Miró hacia abajo, y los vio surgiendo de la tela, arrastrándose, reptando como sabandijas por el suelo y las paredes. En sus cabezas bulbosas se abrían unas fauces rebosantes de dientes afilados y retorcidos, brillaban malévolamente unos ojos amarillos de mirada vacua. Cuernos, espolones, pezuñas, garras; un nudoso amasijo de miembros extraños, que parecían amputados a diferentes especies animales para luego ser cosidos por un cirujano loco, sin orden ni concierto, a unos cuerpos esqueléticos y contrahechos.

Eran las mismas criaturas que Hieronimus Bosch había recreado con sus pinceles, que ahora se materializaban en carne, sangre y garras ante sus atónitos ojos, envueltas de un hedor mefítico que impregnó rápidamente la caverna.

Salieron disparados de la tierra, saltando a diestro y siniestro como un ejército de ranas abandonando su charca lodosa, para luego lanzarse todos a la vez contra el Mesías-Imperador. Éste intentó hacerles frente invocando a sus propios demonios cautivos, que adquirieron forma tejiendo sus cuerpos con el pelo que llenaba la caverna. Pero los demonios de la bruja eran demasiados, y su embestida extraordinariamente frenética.

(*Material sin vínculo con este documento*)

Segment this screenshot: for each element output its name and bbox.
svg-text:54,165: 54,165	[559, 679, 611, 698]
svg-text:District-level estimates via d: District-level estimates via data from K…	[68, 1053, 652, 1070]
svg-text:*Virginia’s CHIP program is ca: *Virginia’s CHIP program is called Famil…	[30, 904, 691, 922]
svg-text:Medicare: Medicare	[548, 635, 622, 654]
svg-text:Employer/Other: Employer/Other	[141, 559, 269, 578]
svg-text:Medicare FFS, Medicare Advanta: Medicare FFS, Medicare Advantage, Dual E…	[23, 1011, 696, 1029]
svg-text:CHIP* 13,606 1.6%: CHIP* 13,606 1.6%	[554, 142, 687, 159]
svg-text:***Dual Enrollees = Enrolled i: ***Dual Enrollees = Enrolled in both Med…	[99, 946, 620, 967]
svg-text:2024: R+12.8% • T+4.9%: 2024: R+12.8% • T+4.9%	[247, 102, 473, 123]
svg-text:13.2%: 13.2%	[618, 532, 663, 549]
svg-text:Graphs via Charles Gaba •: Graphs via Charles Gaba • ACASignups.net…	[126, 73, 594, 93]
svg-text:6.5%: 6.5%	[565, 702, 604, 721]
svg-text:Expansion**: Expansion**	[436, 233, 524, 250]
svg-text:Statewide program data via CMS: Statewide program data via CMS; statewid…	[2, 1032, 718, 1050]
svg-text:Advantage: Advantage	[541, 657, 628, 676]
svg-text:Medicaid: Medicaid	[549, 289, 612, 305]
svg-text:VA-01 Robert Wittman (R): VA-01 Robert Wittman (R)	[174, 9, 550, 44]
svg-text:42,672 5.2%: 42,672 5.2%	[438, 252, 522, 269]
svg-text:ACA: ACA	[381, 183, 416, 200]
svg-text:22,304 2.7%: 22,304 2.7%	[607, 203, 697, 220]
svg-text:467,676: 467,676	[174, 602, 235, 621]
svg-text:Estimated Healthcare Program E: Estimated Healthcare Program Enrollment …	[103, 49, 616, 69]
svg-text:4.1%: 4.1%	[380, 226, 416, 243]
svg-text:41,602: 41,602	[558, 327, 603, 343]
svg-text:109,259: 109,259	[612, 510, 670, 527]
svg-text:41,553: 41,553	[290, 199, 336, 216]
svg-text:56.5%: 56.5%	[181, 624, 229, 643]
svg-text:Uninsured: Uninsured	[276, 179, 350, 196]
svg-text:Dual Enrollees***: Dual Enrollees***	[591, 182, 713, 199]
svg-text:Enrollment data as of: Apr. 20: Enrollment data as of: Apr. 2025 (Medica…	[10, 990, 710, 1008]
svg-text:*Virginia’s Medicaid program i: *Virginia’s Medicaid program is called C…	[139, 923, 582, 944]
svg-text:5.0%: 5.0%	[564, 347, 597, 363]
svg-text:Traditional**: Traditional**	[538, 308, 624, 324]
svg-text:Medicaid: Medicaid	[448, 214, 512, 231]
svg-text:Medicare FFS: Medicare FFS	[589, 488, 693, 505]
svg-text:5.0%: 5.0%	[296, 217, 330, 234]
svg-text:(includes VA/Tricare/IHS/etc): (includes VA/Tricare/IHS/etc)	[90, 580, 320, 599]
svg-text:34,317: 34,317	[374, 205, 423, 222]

Cèleste corrió hacia el pequeño Carlos, que se había quedado en medio de toda aquella vorágine, paralizado por el terror. Lo abrazó y lo protegió con su cuerpo.

Sigurd tuvo que retirar los tentáculos de cabellos que apresaban a Luis y al Nuberu, para crear con ellos nuevas líneas de defensa.

Luis cayó de rodillas y se dobló sobre sí mismo con el cuerpo lacerado de dolor.

Libre de sus ataduras, el Nuberu se puso en pie y avanzó hacia Sigurd, mientras agitaba los brazos y pronunciaba un conjuro contra él. Una luz brillantísima surgió de las manos del anciano tuerto, cruzó el espació que los separaba, y estalló sobre la frente de Sigurd, cegándolo.

Un demonio que parecía una bola de garras y dientes aprovechó la ocasión. Saltó por encima de la confusa muralla de pelo en la que se habían enredado varios de sus compañeros, y alcanzó el cuerpo del Mesías-Imperador con sus fauces. Antes de que éste lograse repeler su ataque, le había desgarrado la garganta de una salvaje dentellada.

Sigurd se llevó la mano a la herida, se tambaleó hacia un lado, y cayó sobre el charco de su propia sangre que anegaba rápidamente el suelo. El Nuberu se acercó a él. Los demonios que había invocado Cèleste lo dejaron pasar sin atacarlo. El único ojo del anciano se encontró con los llameantes ojos del Mesías-Imperador, que lo miraban desde abajo, con la mejilla izquierda hundida en el charco rojo.

—Te arrepentirás de esto, Wotan —dijo con la boca llena de sangre.

Xoan asintió levemente, hizo una señal con la mano, y los demonios se abalanzaron sobre el cuerpo caído.

Se ensañaron con él hasta dejar sólo unas guedejas de pelo flotando en el aire.